Native American spiritual and cultural traditions, in a phenomenon known as “going native.” This Euroamerican image of Native American culture as ecological, wise, and infinitely superior to a more crass American society, became a new source of inspiration for white Americans who were increasingly critical of the materialism and consumerism of post-World War Two America, as well as the violent war in Vietnam.

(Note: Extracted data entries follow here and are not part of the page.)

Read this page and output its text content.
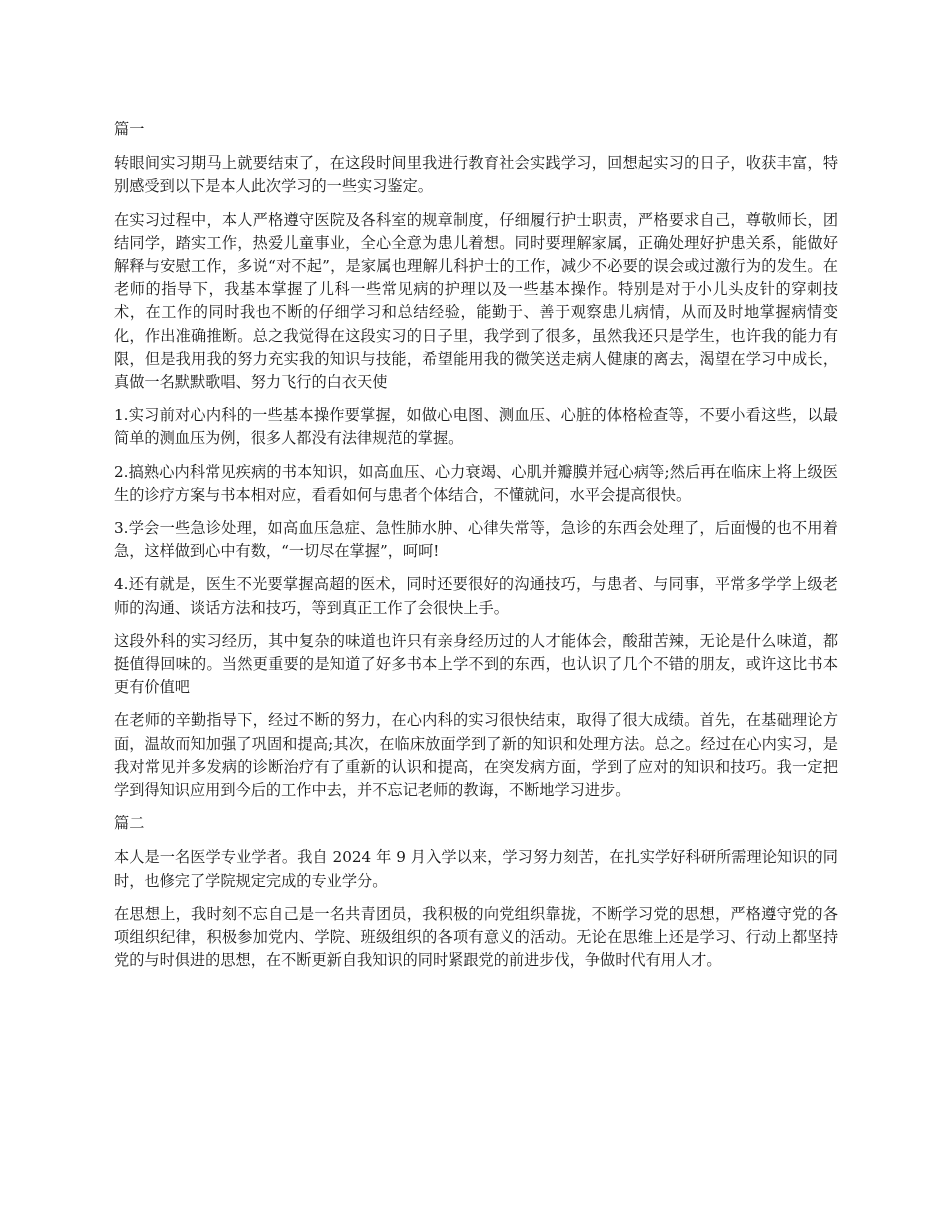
篇一

转眼间实习期马上就要结束了，在这段时间里我进行教育社会实践学习，回想起实习的日子，收获丰富，特别感受到以下是本人此次学习的一些实习鉴定。

在实习过程中，本人严格遵守医院及各科室的规章制度，仔细履行护士职责，严格要求自己，尊敬师长，团结同学，踏实工作，热爱儿童事业，全心全意为患儿着想。同时要理解家属，正确处理好护患关系，能做好解释与安慰工作，多说“对不起”，是家属也理解儿科护士的工作，减少不必要的误会或过激行为的发生。在老师的指导下，我基本掌握了儿科一些常见病的护理以及一些基本操作。特别是对于小儿头皮针的穿刺技术，在工作的同时我也不断的仔细学习和总结经验，能勤于、善于观察患儿病情，从而及时地掌握病情变化，作出准确推断。总之我觉得在这段实习的日子里，我学到了很多，虽然我还只是学生，也许我的能力有限，但是我用我的努力充实我的知识与技能，希望能用我的微笑送走病人健康的离去，渴望在学习中成长，真做一名默默歌唱、努力飞行的白衣天使

1.实习前对心内科的一些基本操作要掌握，如做心电图、测血压、心脏的体格检查等，不要小看这些，以最简单的测血压为例，很多人都没有法律规范的掌握。

2.搞熟心内科常见疾病的书本知识，如高血压、心力衰竭、心肌并瓣膜并冠心病等;然后再在临床上将上级医生的诊疗方案与书本相对应，看看如何与患者个体结合，不懂就问，水平会提高很快。

3.学会一些急诊处理，如高血压急症、急性肺水肿、心律失常等，急诊的东西会处理了，后面慢的也不用着急，这样做到心中有数，“一切尽在掌握”，呵呵!

4.还有就是，医生不光要掌握高超的医术，同时还要很好的沟通技巧，与患者、与同事，平常多学学上级老师的沟通、谈话方法和技巧，等到真正工作了会很快上手。

这段外科的实习经历，其中复杂的味道也许只有亲身经历过的人才能体会，酸甜苦辣，无论是什么味道，都挺值得回味的。当然更重要的是知道了好多书本上学不到的东西，也认识了几个不错的朋友，或许这比书本更有价值吧

在老师的辛勤指导下，经过不断的努力，在心内科的实习很快结束，取得了很大成绩。首先，在基础理论方面，温故而知加强了巩固和提高;其次，在临床放面学到了新的知识和处理方法。总之。经过在心内实习，是我对常见并多发病的诊断治疗有了重新的认识和提高，在突发病方面，学到了应对的知识和技巧。我一定把学到得知识应用到今后的工作中去，并不忘记老师的教诲，不断地学习进步。

篇二

本人是一名医学专业学者。我自 2024 年 9 月入学以来，学习努力刻苦，在扎实学好科研所需理论知识的同时，也修完了学院规定完成的专业学分。

在思想上，我时刻不忘自己是一名共青团员，我积极的向党组织靠拢，不断学习党的思想，严格遵守党的各项组织纪律，积极参加党内、学院、班级组织的各项有意义的活动。无论在思维上还是学习、行动上都坚持党的与时俱进的思想，在不断更新自我知识的同时紧跟党的前进步伐，争做时代有用人才。
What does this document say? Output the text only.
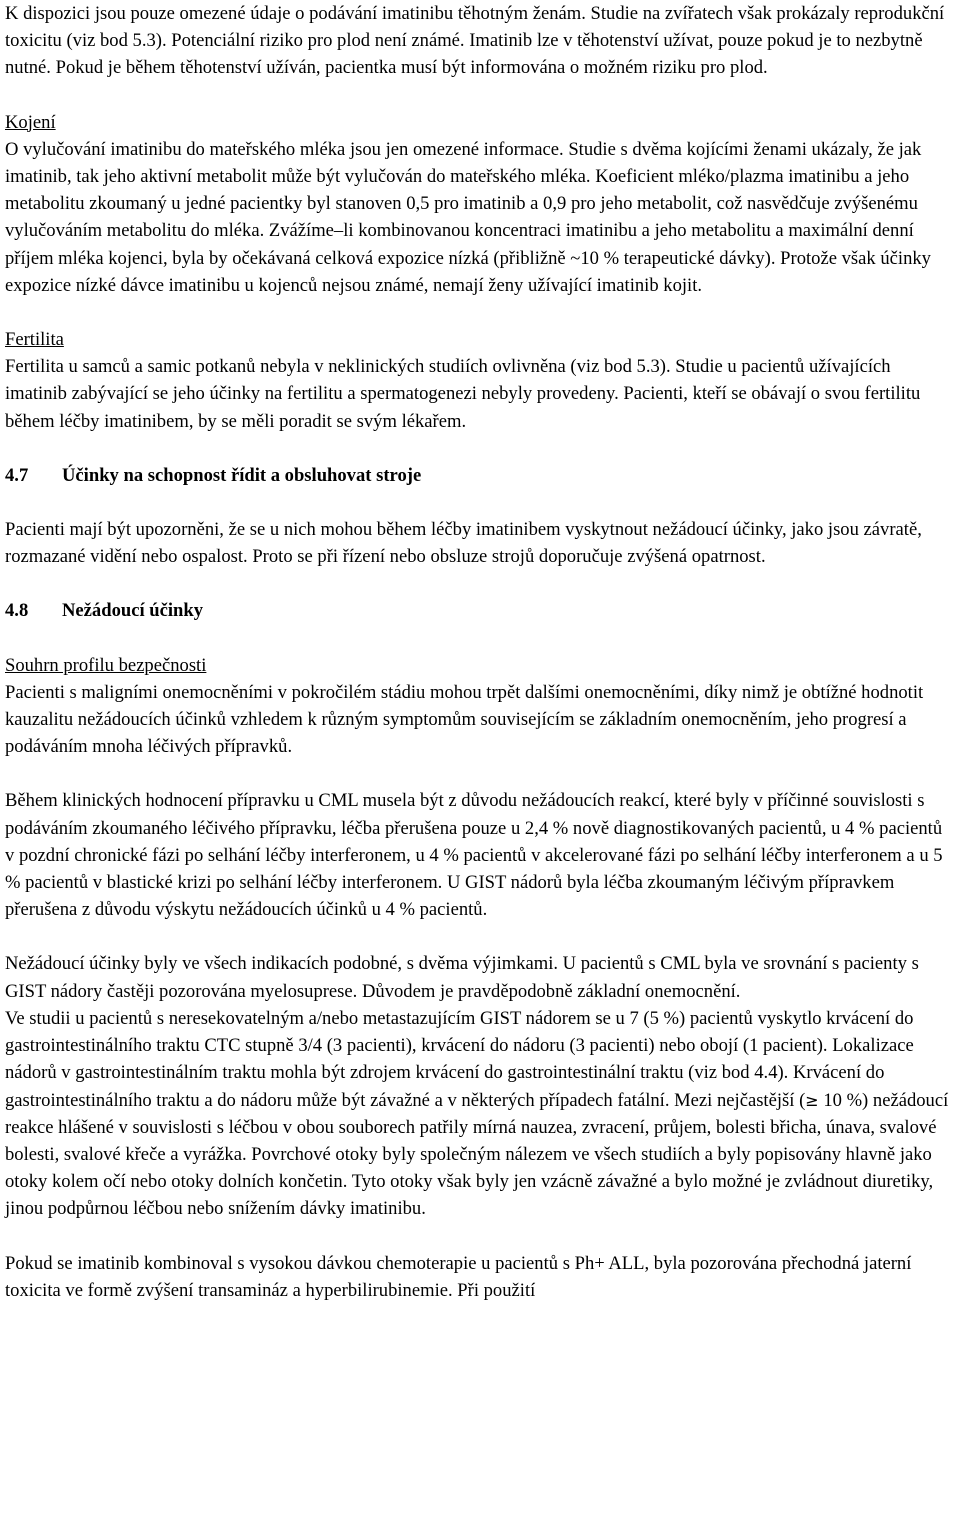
K dispozici jsou pouze omezené údaje o podávání imatinibu těhotným ženám. Studie na zvířatech však prokázaly reprodukční toxicitu (viz bod 5.3). Potenciální riziko pro plod není známé. Imatinib lze v těhotenství užívat, pouze pokud je to nezbytně nutné. Pokud je během těhotenství užíván, pacientka musí být informována o možném riziku pro plod.

Kojení

O vylučování imatinibu do mateřského mléka jsou jen omezené informace. Studie s dvěma kojícími ženami ukázaly, že jak imatinib, tak jeho aktivní metabolit může být vylučován do mateřského mléka. Koeficient mléko/plazma imatinibu a jeho metabolitu zkoumaný u jedné pacientky byl stanoven 0,5 pro imatinib a 0,9 pro jeho metabolit, což nasvědčuje zvýšenému vylučováním metabolitu do mléka. Zvážíme–li kombinovanou koncentraci imatinibu a jeho metabolitu a maximální denní příjem mléka kojenci, byla by očekávaná celková expozice nízká (přibližně ~10 % terapeutické dávky). Protože však účinky expozice nízké dávce imatinibu u kojenců nejsou známé, nemají ženy užívající imatinib kojit.

Fertilita

Fertilita u samců a samic potkanů nebyla v neklinických studiích ovlivněna (viz bod 5.3). Studie u pacientů užívajících imatinib zabývající se jeho účinky na fertilitu a spermatogenezi nebyly provedeny. Pacienti, kteří se obávají o svou fertilitu během léčby imatinibem, by se měli poradit se svým lékařem.

4.7	Účinky na schopnost řídit a obsluhovat stroje

Pacienti mají být upozorněni, že se u nich mohou během léčby imatinibem vyskytnout nežádoucí účinky, jako jsou závratě, rozmazané vidění nebo ospalost. Proto se při řízení nebo obsluze strojů doporučuje zvýšená opatrnost.

4.8	Nežádoucí účinky

Souhrn profilu bezpečnosti

Pacienti s maligními onemocněními v pokročilém stádiu mohou trpět dalšími onemocněními, díky nimž je obtížné hodnotit kauzalitu nežádoucích účinků vzhledem k různým symptomům souvisejícím se základním onemocněním, jeho progresí a podáváním mnoha léčivých přípravků.

Během klinických hodnocení přípravku u CML musela být z důvodu nežádoucích reakcí, které byly v příčinné souvislosti s podáváním zkoumaného léčivého přípravku, léčba přerušena pouze u 2,4 % nově diagnostikovaných pacientů, u 4 % pacientů v pozdní chronické fázi po selhání léčby interferonem, u 4 % pacientů v akcelerované fázi po selhání léčby interferonem a u 5 % pacientů v blastické krizi po selhání léčby interferonem. U GIST nádorů byla léčba zkoumaným léčivým přípravkem přerušena z důvodu výskytu nežádoucích účinků u 4 % pacientů.

Nežádoucí účinky byly ve všech indikacích podobné, s dvěma výjimkami. U pacientů s CML byla ve srovnání s pacienty s GIST nádory častěji pozorována myelosuprese. Důvodem je pravděpodobně základní onemocnění.

Ve studii u pacientů s neresekovatelným a/nebo metastazujícím GIST nádorem se u 7 (5 %) pacientů vyskytlo krvácení do gastrointestinálního traktu CTC stupně 3/4 (3 pacienti), krvácení do nádoru (3 pacienti) nebo obojí (1 pacient). Lokalizace nádorů v gastrointestinálním traktu mohla být zdrojem krvácení do gastrointestinální traktu (viz bod 4.4). Krvácení do gastrointestinálního traktu a do nádoru může být závažné a v některých případech fatální. Mezi nejčastější (≥ 10 %) nežádoucí reakce hlášené v souvislosti s léčbou v obou souborech patřily mírná nauzea, zvracení, průjem, bolesti břicha, únava, svalové bolesti, svalové křeče a vyrážka. Povrchové otoky byly společným nálezem ve všech studiích a byly popisovány hlavně jako otoky kolem očí nebo otoky dolních končetin. Tyto otoky však byly jen vzácně závažné a bylo možné je zvládnout diuretiky, jinou podpůrnou léčbou nebo snížením dávky imatinibu.

Pokud se imatinib kombinoval s vysokou dávkou chemoterapie u pacientů s Ph+ ALL, byla pozorována přechodná jaterní toxicita ve formě zvýšení transamináz a hyperbilirubinemie. Při použití
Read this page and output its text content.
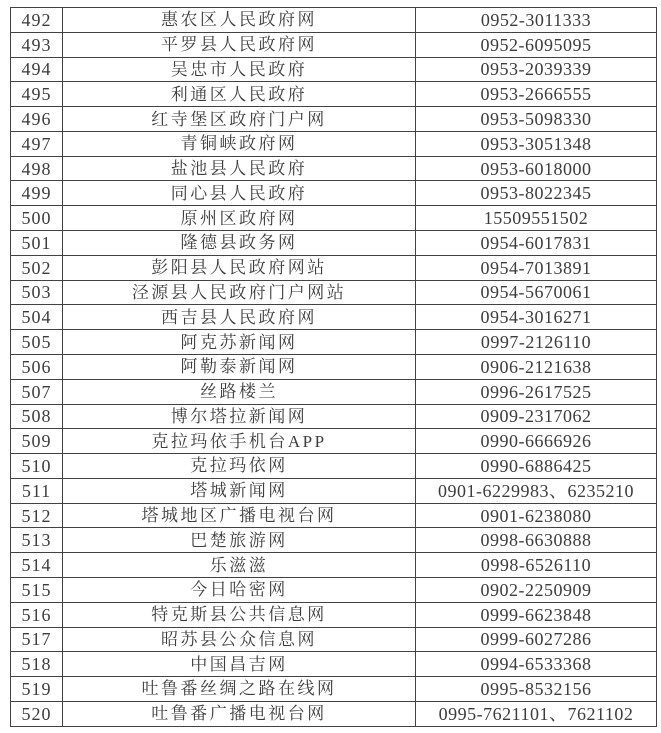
492	惠农区人民政府网	0952-3011333
493	平罗县人民政府网	0952-6095095
494	吴忠市人民政府	0953-2039339
495	利通区人民政府	0953-2666555
496	红寺堡区政府门户网	0953-5098330
497	青铜峡政府网	0953-3051348
498	盐池县人民政府	0953-6018000
499	同心县人民政府	0953-8022345
500	原州区政府网	15509551502
501	隆德县政务网	0954-6017831
502	彭阳县人民政府网站	0954-7013891
503	泾源县人民政府门户网站	0954-5670061
504	西吉县人民政府网	0954-3016271
505	阿克苏新闻网	0997-2126110
506	阿勒泰新闻网	0906-2121638
507	丝路楼兰	0996-2617525
508	博尔塔拉新闻网	0909-2317062
509	克拉玛依手机台APP	0990-6666926
510	克拉玛依网	0990-6886425
511	塔城新闻网	0901-6229983、6235210
512	塔城地区广播电视台网	0901-6238080
513	巴楚旅游网	0998-6630888
514	乐滋滋	0998-6526110
515	今日哈密网	0902-2250909
516	特克斯县公共信息网	0999-6623848
517	昭苏县公众信息网	0999-6027286
518	中国昌吉网	0994-6533368
519	吐鲁番丝绸之路在线网	0995-8532156
520	吐鲁番广播电视台网	0995-7621101、7621102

During this time of cultural conflict and change, a group of Native writers expanded the

Native American literary canon tremendously. At the same time, Native American

Studies departments were established at several universities. In addition, scholarly journals such as SAIL ( Studies in American Indian Literatures ), American Indian

Quarterly , and Wicazo Sa Review further increased publishing opportunities for new

Native American writers.

The writers who are frequently associated with the Native American Renaissance include:

Louise Erdrich

Joy Harjo

N. Scott Momaday

Simon J. Ortiz

Leslie Marmon Silko

Gerald Vizenor

James Welch

The category “Native American Renaissance” has been criticized for various reasons. As

James Ruppert notes, “scholars hesitate to use the phrase because it might imply that

Native writers were not producing significant work before that time, or that these writers sprang up without longstanding community and tribal roots. Indeed, if this was a rebirth, what was the original birth?” (“Fiction-1968-Present”). Other critics argue that the term dismisses the literary value of the oral tradition. Still others criticize the tendency in works of the Native American Renaissance to focus on an alienated male protagonist who is often tragically caught between two worlds, and therefore trapped in a futile clash between tradition and assimilation; these critics note that this conflict reproduces the

“tragic” image of the “vanishing Indian.”

Even so, the “Native American Renaissance” increased the general public’s understanding of Native American history and culture, and provided an opening for

Native American literature to enter the mainstream American literary canon. It is perhaps because of this movement that works of Native American literature are included in anthologies of American literature today, and assigned in college English classes.